Today was the day I had planned to reach the summit of Annapurna, based on various forecasts, and planning the Dawa and his team.
On the 16th I started this likely attack, coming along with the Dawa to camp 1 (5.100m), he and his team continued to camp two of them, situated at 5,500. The next day, Carlos Soria Try and left the base camp and went into camp at 5,500, I went to my second camp, located a little higher (5.700m). Dawa, which I had claimed 100% to reach the summit, followed up to 6.450m, where he spent a rough night, it snowed a lot and then the wind destroyed one of their tents, they had to spend the night seven people in one tent.
On the 18th the weather was encouraging everyone, from the morning of blue sky, and all continued to rise. We went up to 6.500m where we set up our camp 3, the team of Dawa, after a sleepless night, progressed only up to 6.600m (actual location of the camp 3).
It started snowing strong after 17 hours, 20 hours and there by an avalanche buried our camp 3. Still snowing hard, screaming in the darkness, all scared, some without boots on the snow, and Pasang Zhangmu, my two Sherpas, I was asked to leave the tent, but I was supporting with the back side of the tent, with the super heavy weight snow, and shouted repeatedly to draw back the excess of snow with the shovel, so we would still have a shelter to sleep. The tent of the Sherpas Carlos Soria was completely buried, they dismantled the tent was the Try and Soria, reassembled in a better place, and slept six tight.

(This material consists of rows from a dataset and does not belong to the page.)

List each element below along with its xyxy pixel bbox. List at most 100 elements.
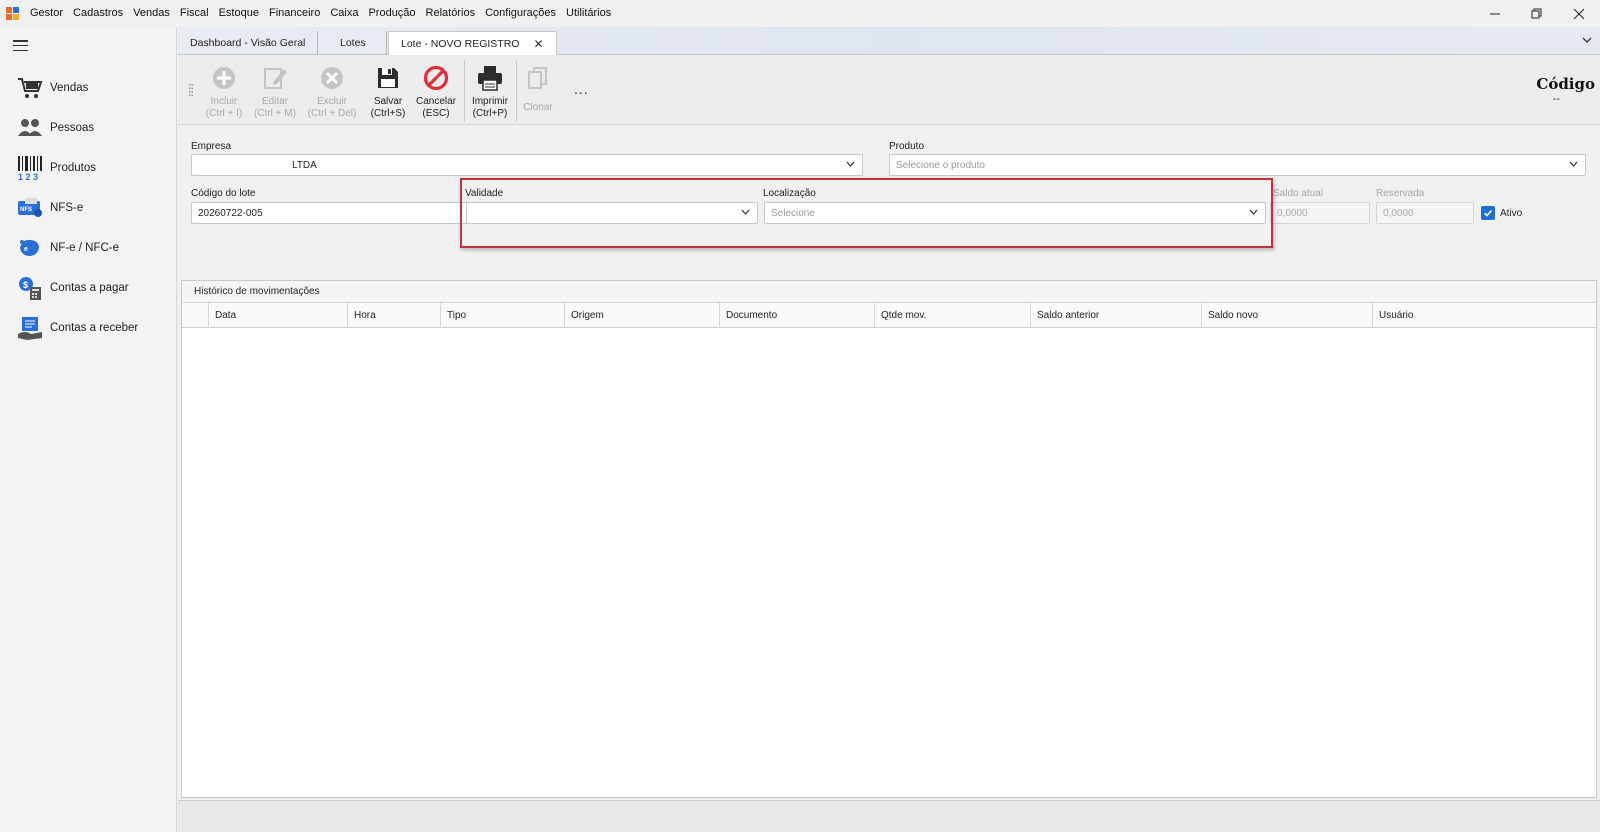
column-header-saldo-novo[interactable]: Saldo novo [1201, 303, 1372, 328]
hamburger-menu-icon[interactable] [13, 40, 28, 52]
toolbar-separator [516, 60, 517, 122]
history-panel: Histórico de movimentações Data Hora Tip… [181, 280, 1597, 798]
menu-relatorios[interactable]: Relatórios [421, 0, 481, 27]
column-header-hora[interactable]: Hora [347, 303, 440, 328]
delete-icon [306, 63, 358, 93]
sidebar-item-label: Vendas [50, 82, 89, 94]
menu-gestor[interactable]: Gestor [25, 0, 68, 27]
highlight-box [460, 178, 1273, 248]
lote-form: Empresa LTDA Produto Selecione o produto… [178, 125, 1600, 280]
tab-lote-novo-registro[interactable]: Lote - NOVO REGISTRO ✕ [388, 31, 557, 56]
salvar-label: Salvar [373, 96, 403, 107]
editar-label: Editar [261, 96, 289, 107]
chevron-down-icon [846, 159, 855, 170]
column-header-tipo[interactable]: Tipo [440, 303, 564, 328]
sidebar-item-label: Contas a pagar [50, 282, 129, 294]
sidebar-item-pessoas[interactable]: Pessoas [16, 113, 171, 143]
produto-select[interactable]: Selecione o produto [889, 154, 1586, 176]
codigo-lote-value: 20260722-005 [198, 207, 263, 219]
empresa-label: Empresa [191, 141, 232, 152]
history-title: Histórico de movimentações [182, 281, 1596, 303]
menu-fiscal[interactable]: Fiscal [175, 0, 214, 27]
sidebar-item-label: NFS-e [50, 202, 84, 214]
svg-text:$: $ [23, 280, 28, 290]
chevron-down-icon [1569, 159, 1578, 170]
close-icon [1573, 8, 1585, 19]
menu-configuracoes[interactable]: Configurações [480, 0, 561, 27]
column-header-usuario[interactable]: Usuário [1372, 303, 1596, 328]
menu-producao[interactable]: Produção [363, 0, 420, 27]
imprimir-shortcut: (Ctrl+P) [472, 108, 508, 119]
bills-receivable-icon [16, 314, 44, 342]
saldo-atual-value: 0,0000 [1277, 207, 1308, 219]
close-tab-icon[interactable]: ✕ [533, 37, 543, 51]
restore-icon [1531, 8, 1542, 18]
sidebar-item-nfe[interactable]: e NF-e / NFC-e [16, 233, 171, 263]
sidebar-item-contas-receber[interactable]: Contas a receber [16, 313, 171, 343]
reservada-label: Reservada [1376, 188, 1425, 199]
cancel-icon [414, 63, 458, 93]
window-controls [1474, 0, 1600, 27]
ativo-label: Ativo [1500, 208, 1523, 219]
editar-button[interactable]: Editar (Ctrl + M) [252, 63, 298, 120]
imprimir-button[interactable]: Imprimir (Ctrl+P) [468, 63, 512, 120]
toolbar-grip-icon[interactable] [189, 84, 193, 96]
column-header-data[interactable]: Data [208, 303, 347, 328]
column-header-documento[interactable]: Documento [719, 303, 874, 328]
saldo-atual-input: 0,0000 [1270, 202, 1370, 224]
barcode-icon: 1 2 3 [16, 154, 44, 182]
chevron-down-icon[interactable] [1582, 33, 1592, 47]
tab-lotes[interactable]: Lotes [324, 31, 387, 55]
ativo-checkbox[interactable] [1481, 206, 1495, 220]
cancelar-shortcut: (ESC) [422, 108, 450, 119]
bills-payable-icon: $ [16, 274, 44, 302]
salvar-button[interactable]: Salvar (Ctrl+S) [368, 63, 408, 120]
row-indicator-column [182, 303, 208, 328]
sidebar-item-label: Contas a receber [50, 322, 139, 334]
svg-text:1 2 3: 1 2 3 [18, 172, 38, 181]
tab-dashboard[interactable]: Dashboard - Visão Geral [178, 31, 319, 55]
sidebar-item-nfse[interactable]: NFS NFS-e [16, 193, 171, 223]
empresa-value: LTDA [292, 159, 317, 171]
editar-shortcut: (Ctrl + M) [254, 108, 296, 119]
menu-utilitarios[interactable]: Utilitários [561, 0, 616, 27]
menu-caixa[interactable]: Caixa [325, 0, 363, 27]
sidebar-item-produtos[interactable]: 1 2 3 Produtos [16, 153, 171, 183]
restore-button[interactable] [1516, 0, 1558, 27]
empresa-select[interactable]: LTDA [191, 154, 863, 176]
reservada-input: 0,0000 [1376, 202, 1474, 224]
toolbar-separator [464, 60, 465, 122]
clonar-button[interactable]: Clonar [520, 63, 556, 114]
menu-financeiro[interactable]: Financeiro [264, 0, 325, 27]
column-header-origem[interactable]: Origem [564, 303, 719, 328]
more-options-button[interactable]: ... [574, 81, 589, 97]
minimize-button[interactable] [1474, 0, 1516, 27]
menu-estoque[interactable]: Estoque [214, 0, 264, 27]
print-icon [468, 63, 512, 93]
menu-cadastros[interactable]: Cadastros [68, 0, 128, 27]
menu-vendas[interactable]: Vendas [128, 0, 175, 27]
sidebar-item-vendas[interactable]: Vendas [16, 73, 171, 103]
close-window-button[interactable] [1558, 0, 1600, 27]
column-header-saldo-anterior[interactable]: Saldo anterior [1030, 303, 1201, 328]
clonar-label: Clonar [523, 102, 553, 113]
imprimir-label: Imprimir [471, 96, 509, 107]
cancelar-button[interactable]: Cancelar (ESC) [414, 63, 458, 120]
column-header-qtde-mov[interactable]: Qtde mov. [874, 303, 1030, 328]
incluir-button[interactable]: Incluir (Ctrl + I) [203, 63, 245, 120]
nfe-icon: e [16, 234, 44, 262]
document-tabs: Dashboard - Visão Geral Lotes Lote - NOV… [178, 27, 1600, 56]
minimize-icon [1490, 13, 1500, 14]
excluir-shortcut: (Ctrl + Del) [307, 108, 357, 119]
excluir-button[interactable]: Excluir (Ctrl + Del) [306, 63, 358, 120]
codigo-lote-input[interactable]: 20260722-005 [191, 202, 471, 224]
produto-placeholder: Selecione o produto [896, 159, 985, 171]
sidebar-item-contas-pagar[interactable]: $ Contas a pagar [16, 273, 171, 303]
sidebar: Vendas Pessoas 1 2 3 Produtos NFS NFS-e … [0, 27, 177, 832]
edit-icon [252, 63, 298, 93]
sidebar-item-label: Produtos [50, 162, 97, 174]
nfse-icon: NFS [16, 194, 44, 222]
history-grid-header: Data Hora Tipo Origem Documento Qtde mov… [182, 303, 1596, 328]
app-window: Gestor Cadastros Vendas Fiscal Estoque F… [0, 0, 1600, 832]
check-icon [1483, 209, 1493, 217]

The next morning the Dawa and his team went into the camp 4, which should be mounted at 7.400m, but due to heavy snowfalls set up their tents at around 7,000. I, and all others who were in camp at 6.500m we begin to move at daybreak after stormy night the decision was unanimous, down to the base camp. That same situation were still a couple of Mexicans, one Canadian, a Spaniard, a Spanish and a couple of Iranians.
Carlos Soria, Try, I and our six Sherpas went down first, just before you reach the “corridor” had to retool the way as part of the fixed ropes had been taken by an avalanche. After we left this part of the “wall” and had to open the way to Camp 2, the incredible amount of snow, we easily sank to the knee, due to the snowfall the previous day. We continued down, and in full “Plateau of Annapurna” (large plateau that exists between camp 1 and 2, 5.200m), a massive avalanche came down towards us, we started running, when I realized I was not going forward, I tried a place to protect me, throwing me on the floor behind a small rise, the flood enveloped me with strength, with hands protected the mouth and nose and breathed fast and without stopping, I was feeling pieces of snow and ice strike me, that lasted a forever at least more than one minute. The “spray” of the avalanche was dissipating, a few cuts and scratches on his face and hands, all scared, but all well. Then we descend to our only true refuge here in Annapurna Base Camp.Perhaps that was the only day it did not snow since we arrived here, the evening was quiet, a quiet night with no wind.
Today was the morning of those unbelievable, absolutely no cloud, no wind. The Annapurna loomed in the sky completely blue, and there in the higher altitudes, the Dawa and his team progressed towards its summit. They had left Camp 4 at about 20 hours and arrived at the top of 8.091m of Annapurna at around 10 am, Dawa, his four Sherpas, the Brazilian Cleo, two Chinese, two Indians and two Sherpas, a total of twelve people, all using oxygen bottles.Congratulations to all! I hope that the fall of them be quiet and without mishap. Details only they can tell us when they return to base camp.
So is the mountain, always imposing his greatness, and so follows the man, always seeking the courage to face it. A simple decision can be the difference between success and failure, life and death.May God continue giving me awareness to make the right decisions.